Si nous tolérons autant les bullshiteurs dans les publicités, sur les plateaux télé, dans les formations professionnelles, et sur Youtube, parmi mille autres lieux et circonstances, c’est parce qu’il n’est pas bien difficile de ne pas être dupe. Quand on voit clair dans le jeu d’un charlatan, on est parfois tenté de rire de la crédulité des gogos qui boivent ses paroles. A l’inverse du menteur qui ne peut être percé à jour que par une enquête ou une connaissance fine d’un sujet, le baratineur se reconnait à sa posture, à sa rhétorique, et à cause de cela nous avons tendance à estimer qu’il doit son succès à la bêtise des autres.
Détecter les balivernes que d’aucuns acceptent de croire a quelque chose de gratifiant, et le baratineur que nous ne croyons pas flatte notre intelligence. C’est peut-être pour cela que, collectivement, nous le traitons bien moins sévèrement qu’un menteur. Qui croit un bullshiteur n’est-il pas à moitié coupable lui-même d’avoir manqué de jugeote ?

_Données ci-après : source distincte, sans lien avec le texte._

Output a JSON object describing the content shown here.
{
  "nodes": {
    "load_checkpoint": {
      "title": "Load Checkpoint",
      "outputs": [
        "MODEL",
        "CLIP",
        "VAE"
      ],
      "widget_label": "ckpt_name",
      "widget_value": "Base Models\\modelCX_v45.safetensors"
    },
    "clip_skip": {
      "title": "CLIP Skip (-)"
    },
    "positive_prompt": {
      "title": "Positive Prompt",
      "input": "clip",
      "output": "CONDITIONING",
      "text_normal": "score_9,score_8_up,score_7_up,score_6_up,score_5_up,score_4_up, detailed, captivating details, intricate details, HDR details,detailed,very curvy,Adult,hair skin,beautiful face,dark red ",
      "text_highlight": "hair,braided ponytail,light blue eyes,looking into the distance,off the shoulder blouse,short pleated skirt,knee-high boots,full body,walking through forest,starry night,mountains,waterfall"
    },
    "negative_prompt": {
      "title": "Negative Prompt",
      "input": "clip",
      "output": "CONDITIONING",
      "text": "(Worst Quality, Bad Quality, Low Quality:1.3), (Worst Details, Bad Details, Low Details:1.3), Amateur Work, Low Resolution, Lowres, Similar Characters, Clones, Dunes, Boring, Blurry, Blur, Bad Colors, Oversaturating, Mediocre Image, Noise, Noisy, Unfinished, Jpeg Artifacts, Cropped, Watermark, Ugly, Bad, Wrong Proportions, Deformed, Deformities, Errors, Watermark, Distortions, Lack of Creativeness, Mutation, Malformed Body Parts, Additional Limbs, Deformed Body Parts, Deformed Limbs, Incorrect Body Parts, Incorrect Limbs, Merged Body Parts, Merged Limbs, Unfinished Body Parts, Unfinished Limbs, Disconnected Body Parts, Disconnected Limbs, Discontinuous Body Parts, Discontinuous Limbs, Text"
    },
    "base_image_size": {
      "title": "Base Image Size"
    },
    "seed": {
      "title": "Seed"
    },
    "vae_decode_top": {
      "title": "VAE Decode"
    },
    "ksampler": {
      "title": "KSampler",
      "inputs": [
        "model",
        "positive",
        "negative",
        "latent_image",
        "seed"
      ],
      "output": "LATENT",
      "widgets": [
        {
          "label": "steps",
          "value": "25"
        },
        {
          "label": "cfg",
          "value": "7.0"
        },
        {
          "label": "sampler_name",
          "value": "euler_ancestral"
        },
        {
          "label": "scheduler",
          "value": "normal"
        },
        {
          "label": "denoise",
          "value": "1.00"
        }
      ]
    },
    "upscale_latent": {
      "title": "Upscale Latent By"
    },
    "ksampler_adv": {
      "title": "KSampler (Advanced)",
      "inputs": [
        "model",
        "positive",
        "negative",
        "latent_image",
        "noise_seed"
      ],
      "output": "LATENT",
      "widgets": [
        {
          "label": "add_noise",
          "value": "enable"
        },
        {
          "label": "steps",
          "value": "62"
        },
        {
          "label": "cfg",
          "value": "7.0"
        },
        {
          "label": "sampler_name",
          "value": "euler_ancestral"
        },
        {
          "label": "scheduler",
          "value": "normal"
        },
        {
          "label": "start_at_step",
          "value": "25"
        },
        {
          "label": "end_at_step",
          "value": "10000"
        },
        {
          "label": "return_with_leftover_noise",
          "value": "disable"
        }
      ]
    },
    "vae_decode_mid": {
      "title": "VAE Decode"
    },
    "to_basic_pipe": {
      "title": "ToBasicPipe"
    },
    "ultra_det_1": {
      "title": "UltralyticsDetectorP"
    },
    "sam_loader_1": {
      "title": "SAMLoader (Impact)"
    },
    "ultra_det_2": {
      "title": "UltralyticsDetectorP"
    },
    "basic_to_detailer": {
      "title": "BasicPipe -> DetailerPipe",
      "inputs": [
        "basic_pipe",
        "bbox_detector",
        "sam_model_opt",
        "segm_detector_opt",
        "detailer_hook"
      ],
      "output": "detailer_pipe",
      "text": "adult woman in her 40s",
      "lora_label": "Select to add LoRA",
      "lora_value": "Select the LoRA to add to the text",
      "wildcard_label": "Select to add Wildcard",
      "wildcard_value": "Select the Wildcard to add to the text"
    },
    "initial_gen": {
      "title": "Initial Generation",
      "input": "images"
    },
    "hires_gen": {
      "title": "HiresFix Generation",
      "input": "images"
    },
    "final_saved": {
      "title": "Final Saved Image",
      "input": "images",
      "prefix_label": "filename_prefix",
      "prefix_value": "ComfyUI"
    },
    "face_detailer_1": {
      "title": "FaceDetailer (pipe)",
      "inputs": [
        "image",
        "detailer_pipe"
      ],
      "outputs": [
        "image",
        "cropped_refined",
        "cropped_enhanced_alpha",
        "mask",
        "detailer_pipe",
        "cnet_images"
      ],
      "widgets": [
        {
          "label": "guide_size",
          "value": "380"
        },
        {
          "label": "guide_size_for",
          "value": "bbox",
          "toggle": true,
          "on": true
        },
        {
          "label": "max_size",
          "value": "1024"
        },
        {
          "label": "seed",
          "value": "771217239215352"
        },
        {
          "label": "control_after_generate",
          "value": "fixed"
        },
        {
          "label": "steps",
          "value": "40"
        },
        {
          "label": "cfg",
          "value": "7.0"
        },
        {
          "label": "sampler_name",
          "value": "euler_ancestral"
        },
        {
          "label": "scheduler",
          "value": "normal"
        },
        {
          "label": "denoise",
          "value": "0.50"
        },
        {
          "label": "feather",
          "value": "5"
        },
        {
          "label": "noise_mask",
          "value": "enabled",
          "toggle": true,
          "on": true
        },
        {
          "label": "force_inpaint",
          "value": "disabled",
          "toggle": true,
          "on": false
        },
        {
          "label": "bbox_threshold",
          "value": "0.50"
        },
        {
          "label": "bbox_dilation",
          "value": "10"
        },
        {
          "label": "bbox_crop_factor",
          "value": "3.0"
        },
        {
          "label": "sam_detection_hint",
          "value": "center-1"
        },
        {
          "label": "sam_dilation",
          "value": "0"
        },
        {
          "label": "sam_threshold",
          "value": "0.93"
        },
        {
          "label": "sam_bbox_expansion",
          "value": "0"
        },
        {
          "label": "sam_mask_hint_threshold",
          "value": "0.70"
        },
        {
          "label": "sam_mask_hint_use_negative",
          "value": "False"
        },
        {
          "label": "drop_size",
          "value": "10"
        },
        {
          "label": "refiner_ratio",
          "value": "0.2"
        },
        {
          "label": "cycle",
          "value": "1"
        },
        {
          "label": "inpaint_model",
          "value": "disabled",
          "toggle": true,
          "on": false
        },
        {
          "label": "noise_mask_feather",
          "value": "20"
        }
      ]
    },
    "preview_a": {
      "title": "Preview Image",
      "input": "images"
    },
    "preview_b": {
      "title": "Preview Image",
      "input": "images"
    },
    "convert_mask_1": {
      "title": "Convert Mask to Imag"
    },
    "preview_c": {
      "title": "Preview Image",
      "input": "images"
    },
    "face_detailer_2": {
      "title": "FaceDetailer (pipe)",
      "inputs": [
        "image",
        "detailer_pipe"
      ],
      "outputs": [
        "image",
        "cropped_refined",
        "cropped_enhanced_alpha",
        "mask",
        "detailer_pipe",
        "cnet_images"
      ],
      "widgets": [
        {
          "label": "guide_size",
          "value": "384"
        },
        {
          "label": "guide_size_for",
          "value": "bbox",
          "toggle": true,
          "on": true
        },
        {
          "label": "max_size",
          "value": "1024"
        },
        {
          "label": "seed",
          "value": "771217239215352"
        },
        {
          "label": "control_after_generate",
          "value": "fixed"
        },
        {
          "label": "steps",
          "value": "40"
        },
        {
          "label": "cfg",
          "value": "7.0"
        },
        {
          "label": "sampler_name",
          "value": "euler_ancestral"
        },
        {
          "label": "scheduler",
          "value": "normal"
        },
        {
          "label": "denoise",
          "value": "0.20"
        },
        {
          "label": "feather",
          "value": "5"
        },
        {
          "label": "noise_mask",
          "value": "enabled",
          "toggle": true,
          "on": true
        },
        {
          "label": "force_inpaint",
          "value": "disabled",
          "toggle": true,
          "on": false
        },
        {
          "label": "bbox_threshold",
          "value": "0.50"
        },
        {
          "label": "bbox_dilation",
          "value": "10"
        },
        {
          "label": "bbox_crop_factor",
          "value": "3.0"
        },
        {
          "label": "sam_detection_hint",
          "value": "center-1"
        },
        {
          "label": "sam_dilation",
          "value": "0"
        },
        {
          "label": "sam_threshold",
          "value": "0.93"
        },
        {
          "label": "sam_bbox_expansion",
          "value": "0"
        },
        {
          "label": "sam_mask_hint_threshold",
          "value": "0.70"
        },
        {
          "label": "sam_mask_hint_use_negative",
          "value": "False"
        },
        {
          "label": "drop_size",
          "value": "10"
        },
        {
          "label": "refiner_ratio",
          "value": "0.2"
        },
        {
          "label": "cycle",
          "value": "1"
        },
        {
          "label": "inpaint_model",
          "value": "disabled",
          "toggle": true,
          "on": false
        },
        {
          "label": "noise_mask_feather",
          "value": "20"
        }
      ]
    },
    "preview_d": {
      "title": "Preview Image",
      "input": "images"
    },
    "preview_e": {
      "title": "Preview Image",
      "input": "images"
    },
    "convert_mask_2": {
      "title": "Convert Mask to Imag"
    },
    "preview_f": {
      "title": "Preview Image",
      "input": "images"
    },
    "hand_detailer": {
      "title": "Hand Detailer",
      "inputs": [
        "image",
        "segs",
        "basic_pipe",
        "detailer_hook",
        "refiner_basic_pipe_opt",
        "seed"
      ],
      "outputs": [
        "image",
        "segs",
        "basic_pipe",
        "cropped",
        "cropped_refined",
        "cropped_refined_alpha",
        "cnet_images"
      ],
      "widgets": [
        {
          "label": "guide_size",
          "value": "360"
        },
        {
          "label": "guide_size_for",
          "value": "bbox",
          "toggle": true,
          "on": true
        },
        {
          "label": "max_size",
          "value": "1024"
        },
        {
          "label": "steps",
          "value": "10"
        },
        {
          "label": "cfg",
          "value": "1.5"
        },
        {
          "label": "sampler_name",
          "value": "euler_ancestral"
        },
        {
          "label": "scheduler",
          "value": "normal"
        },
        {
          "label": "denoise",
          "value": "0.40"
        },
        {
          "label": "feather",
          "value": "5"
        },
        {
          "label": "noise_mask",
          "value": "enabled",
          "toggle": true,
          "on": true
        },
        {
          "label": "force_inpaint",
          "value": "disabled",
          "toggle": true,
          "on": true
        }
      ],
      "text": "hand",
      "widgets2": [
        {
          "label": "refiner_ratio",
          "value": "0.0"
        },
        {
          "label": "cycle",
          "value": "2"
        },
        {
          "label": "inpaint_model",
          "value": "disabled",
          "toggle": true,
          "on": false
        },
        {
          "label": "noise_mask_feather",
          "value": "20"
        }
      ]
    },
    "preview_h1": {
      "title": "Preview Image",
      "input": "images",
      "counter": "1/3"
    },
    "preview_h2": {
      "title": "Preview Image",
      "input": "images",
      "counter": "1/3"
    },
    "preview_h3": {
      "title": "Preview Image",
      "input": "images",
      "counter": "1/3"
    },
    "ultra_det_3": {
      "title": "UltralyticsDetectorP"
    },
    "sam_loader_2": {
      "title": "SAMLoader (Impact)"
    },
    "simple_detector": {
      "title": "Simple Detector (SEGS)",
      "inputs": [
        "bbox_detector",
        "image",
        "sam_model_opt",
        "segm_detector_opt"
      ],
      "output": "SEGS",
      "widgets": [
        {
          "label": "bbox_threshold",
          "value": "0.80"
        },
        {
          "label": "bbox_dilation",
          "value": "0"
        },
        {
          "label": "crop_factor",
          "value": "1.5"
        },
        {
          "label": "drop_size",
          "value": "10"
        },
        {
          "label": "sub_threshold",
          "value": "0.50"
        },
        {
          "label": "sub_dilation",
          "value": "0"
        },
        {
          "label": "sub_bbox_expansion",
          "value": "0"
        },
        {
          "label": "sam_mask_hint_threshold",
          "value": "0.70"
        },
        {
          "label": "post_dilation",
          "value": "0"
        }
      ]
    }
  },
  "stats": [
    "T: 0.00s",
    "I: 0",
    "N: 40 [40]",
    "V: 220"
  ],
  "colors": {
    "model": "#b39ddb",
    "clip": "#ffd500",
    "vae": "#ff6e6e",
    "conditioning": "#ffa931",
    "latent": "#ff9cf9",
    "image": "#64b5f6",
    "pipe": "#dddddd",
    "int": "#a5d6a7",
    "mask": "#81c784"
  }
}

Tous les baratins n’ont pas le même succès, et la crédulité a ses modes. Anatole France avait annoncé que l’auréole d’autorité qui accompagne la science produirait des « crédulités scientifiques », et nous voyons des gourous s’emparer du vocabulaire de la science pour « faire comme si » leur baratin méritait d’être appelé théorie, d’être comparé à la relativité d’Einstein, comme si leur sort rappelait le cas de Galilée, harcelé par l’Eglise, comme si l’aspect bizarre et impénétrable de la mécanique quantique, par simple analogie, validait la bizarrerie et l’apparente complexité de leurs propres concepts.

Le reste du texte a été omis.